Talking It Over
I can handle the cold part of this winter thus far but I am hopeful that the snow and wind stay away for as long as possible. Since my husband injured his back in October, I have tried to assume a few of his chores around the house with the most recent one including the snow blowing. Initially I thought it was kind of fun but now I find myself listening to the forecasts and hoping that the storms stay away for several more weeks.
I haven't taken on the challenge of starting the big tractor to blow snow. That just seems too monumental to me. Instead I have used our lawn mower/snow blower to get rid of the bank that tends to form in front of our garage doors. It is a slow and tedious task as the blower is not that wide and can only handle small chunks at a time. It is a constant push forward and back up slowly, over and over again, to remove the snow buildup. During a couple of our nice sunny afternoons last week, I enjoyed the repetition and bundled up so the cold didn't bother me too much.
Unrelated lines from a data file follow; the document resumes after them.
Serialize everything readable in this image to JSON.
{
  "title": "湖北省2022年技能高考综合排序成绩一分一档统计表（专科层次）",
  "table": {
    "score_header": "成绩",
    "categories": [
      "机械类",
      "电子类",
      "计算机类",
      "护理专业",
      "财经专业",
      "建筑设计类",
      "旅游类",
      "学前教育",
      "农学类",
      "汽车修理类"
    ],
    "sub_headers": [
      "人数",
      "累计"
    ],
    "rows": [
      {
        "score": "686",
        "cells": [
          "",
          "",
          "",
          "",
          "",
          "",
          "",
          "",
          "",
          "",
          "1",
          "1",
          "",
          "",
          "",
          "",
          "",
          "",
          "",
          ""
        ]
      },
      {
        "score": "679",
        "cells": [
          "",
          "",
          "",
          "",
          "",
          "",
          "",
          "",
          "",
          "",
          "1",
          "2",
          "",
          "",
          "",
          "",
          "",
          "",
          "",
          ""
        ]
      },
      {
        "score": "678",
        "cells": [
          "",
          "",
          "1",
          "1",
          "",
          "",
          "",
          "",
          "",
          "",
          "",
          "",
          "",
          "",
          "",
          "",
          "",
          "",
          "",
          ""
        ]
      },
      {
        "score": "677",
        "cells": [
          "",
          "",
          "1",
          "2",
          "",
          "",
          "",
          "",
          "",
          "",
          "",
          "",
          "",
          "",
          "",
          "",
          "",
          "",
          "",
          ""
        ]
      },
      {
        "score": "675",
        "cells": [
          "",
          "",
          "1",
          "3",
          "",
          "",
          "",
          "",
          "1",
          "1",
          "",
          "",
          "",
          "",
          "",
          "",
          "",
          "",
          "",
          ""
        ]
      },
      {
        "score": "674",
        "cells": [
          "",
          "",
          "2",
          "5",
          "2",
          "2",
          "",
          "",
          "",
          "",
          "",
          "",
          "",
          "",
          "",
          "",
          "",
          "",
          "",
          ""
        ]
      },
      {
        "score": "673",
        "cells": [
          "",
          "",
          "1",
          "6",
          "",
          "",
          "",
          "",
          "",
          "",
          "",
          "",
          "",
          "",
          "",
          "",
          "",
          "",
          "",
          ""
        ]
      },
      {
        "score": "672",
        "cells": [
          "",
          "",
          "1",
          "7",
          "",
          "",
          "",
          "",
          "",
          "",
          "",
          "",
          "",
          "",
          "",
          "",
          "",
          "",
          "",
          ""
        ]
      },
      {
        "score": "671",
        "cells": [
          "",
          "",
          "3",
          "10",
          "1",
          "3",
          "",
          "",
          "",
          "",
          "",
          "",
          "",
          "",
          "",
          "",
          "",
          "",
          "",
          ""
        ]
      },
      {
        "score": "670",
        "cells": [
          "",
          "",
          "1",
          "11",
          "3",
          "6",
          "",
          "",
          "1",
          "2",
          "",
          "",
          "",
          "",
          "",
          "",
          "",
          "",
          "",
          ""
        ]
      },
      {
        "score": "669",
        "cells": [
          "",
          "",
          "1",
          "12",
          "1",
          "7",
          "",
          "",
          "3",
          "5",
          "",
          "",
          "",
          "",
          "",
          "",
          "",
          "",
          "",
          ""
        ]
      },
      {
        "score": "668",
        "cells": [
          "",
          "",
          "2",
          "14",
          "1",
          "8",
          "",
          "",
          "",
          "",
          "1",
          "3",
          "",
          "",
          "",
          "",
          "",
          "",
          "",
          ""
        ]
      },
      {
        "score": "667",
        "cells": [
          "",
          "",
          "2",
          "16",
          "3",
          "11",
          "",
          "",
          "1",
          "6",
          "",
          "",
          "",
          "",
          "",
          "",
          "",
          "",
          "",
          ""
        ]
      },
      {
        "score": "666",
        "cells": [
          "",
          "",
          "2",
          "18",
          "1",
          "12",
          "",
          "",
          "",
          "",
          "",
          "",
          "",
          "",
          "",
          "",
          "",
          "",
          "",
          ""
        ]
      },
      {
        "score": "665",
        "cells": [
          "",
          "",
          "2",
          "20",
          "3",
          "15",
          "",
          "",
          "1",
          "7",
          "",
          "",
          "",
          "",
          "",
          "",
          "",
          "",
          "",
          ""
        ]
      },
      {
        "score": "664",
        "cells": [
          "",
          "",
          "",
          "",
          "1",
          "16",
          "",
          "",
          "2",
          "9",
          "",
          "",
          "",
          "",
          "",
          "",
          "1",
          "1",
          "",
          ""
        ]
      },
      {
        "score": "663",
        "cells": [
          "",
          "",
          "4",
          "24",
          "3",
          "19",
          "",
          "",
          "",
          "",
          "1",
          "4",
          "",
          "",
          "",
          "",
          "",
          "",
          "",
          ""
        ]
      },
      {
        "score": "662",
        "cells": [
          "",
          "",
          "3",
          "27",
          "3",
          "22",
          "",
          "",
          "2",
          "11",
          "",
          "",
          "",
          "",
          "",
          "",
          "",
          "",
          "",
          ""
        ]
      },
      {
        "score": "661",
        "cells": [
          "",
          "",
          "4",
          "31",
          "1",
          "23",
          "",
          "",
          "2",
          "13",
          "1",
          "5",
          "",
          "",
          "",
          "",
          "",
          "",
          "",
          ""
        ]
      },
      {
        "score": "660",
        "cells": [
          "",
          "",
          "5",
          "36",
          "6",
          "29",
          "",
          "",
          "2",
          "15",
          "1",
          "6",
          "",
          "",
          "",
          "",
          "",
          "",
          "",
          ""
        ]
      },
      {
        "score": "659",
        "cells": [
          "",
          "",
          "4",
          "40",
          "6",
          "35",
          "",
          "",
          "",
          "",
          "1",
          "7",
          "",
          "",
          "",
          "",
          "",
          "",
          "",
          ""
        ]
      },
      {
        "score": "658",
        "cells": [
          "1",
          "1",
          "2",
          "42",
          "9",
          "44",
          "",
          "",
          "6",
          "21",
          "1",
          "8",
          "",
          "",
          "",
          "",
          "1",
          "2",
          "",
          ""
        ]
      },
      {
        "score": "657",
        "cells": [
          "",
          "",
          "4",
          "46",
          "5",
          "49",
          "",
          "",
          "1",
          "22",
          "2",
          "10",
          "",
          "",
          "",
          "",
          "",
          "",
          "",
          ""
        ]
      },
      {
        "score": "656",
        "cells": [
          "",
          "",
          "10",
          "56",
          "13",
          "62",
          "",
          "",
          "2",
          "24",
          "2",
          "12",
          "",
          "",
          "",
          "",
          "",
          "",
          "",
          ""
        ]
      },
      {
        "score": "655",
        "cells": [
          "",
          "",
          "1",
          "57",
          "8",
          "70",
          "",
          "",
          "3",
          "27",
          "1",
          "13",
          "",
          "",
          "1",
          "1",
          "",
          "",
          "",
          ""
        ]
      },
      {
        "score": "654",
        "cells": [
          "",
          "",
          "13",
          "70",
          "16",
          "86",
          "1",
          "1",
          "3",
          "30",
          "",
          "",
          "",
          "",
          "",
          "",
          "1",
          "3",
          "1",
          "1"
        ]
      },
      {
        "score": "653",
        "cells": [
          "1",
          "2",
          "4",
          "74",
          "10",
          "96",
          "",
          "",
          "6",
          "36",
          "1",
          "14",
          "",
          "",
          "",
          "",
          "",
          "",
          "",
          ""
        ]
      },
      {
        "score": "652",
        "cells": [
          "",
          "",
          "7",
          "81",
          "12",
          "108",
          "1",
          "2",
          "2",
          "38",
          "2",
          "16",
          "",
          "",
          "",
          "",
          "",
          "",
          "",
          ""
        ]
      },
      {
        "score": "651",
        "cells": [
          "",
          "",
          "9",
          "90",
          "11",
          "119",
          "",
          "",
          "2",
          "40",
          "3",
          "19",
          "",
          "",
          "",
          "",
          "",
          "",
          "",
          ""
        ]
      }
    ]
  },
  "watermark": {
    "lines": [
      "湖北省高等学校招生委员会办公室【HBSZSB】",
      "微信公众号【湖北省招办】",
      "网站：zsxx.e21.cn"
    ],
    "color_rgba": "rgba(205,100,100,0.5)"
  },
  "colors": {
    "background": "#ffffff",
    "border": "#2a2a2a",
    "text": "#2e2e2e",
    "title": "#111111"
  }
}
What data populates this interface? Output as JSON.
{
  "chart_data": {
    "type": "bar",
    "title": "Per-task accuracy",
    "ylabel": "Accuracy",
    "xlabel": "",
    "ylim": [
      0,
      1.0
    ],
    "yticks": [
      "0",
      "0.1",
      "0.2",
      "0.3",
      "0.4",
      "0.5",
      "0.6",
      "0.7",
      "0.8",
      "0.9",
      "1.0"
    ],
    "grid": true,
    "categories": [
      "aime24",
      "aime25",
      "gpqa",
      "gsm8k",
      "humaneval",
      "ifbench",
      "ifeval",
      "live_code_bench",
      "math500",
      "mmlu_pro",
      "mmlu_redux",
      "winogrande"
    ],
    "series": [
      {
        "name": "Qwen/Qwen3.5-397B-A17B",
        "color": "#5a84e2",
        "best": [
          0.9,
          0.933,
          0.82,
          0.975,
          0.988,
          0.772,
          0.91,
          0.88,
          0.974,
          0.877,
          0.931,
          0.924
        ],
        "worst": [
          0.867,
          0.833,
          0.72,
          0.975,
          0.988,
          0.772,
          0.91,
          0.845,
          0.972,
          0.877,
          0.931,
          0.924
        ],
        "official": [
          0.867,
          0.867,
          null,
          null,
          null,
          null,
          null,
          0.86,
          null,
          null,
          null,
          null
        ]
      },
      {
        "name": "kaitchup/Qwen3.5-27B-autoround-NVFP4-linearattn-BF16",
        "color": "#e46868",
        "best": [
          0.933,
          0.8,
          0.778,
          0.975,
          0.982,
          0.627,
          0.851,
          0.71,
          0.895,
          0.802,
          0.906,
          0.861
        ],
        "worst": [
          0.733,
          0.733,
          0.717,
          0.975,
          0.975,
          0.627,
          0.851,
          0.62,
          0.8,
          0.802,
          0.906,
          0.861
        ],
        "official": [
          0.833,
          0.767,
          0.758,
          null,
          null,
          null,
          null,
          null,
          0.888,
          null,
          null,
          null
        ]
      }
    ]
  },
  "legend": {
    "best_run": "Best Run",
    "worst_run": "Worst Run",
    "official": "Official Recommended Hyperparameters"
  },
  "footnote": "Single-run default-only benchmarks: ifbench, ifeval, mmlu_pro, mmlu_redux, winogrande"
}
Saturday as I was blowing the path just a little wider, I looked up at the window in the garage and there I spotted my husband looking out with what I would term as 'longing' in his eyes. He is so used to being the one to do these types of projects that it may just feel odd to have to sit and watch while also controlling the advice or criticism levels.
In all the years that my husband has been in charge of the snow blowing duties I don't believe I ever watched intently out the window. That is unless I was anxious to get out and about after several days of confinement. It was just a task he needed to complete while I concentrated on work indoors.
With the threat of wind and snow constantly in the forecast I have found that I now fear the possibility of some major storm letting loose on our area. I just don't know how I will cope with the added challenges of additional banks, freezing temperatures and constant drifting. I believe there would be a few phone calls to neighbors or friends with larger equipment and more strength and expertise than myself.
I have come to really appreciate the many things that my husband has done around our home over the years. From the big projects like blowing snow to the small repairs like a leaky faucet, there just never seems to be an end. Even now as I do as much as I can to keep things running smoothly, I realize that there are many things simply beyond my means and they have been put on hold until he is able to do them himself. I really hope that he heals up fast.
People often say 'get well soon' when you are sick or have had surgery. I have never meant those words more than I do now as I wish my husband has a speedy recovery, hopefully before the worst of winter arrives.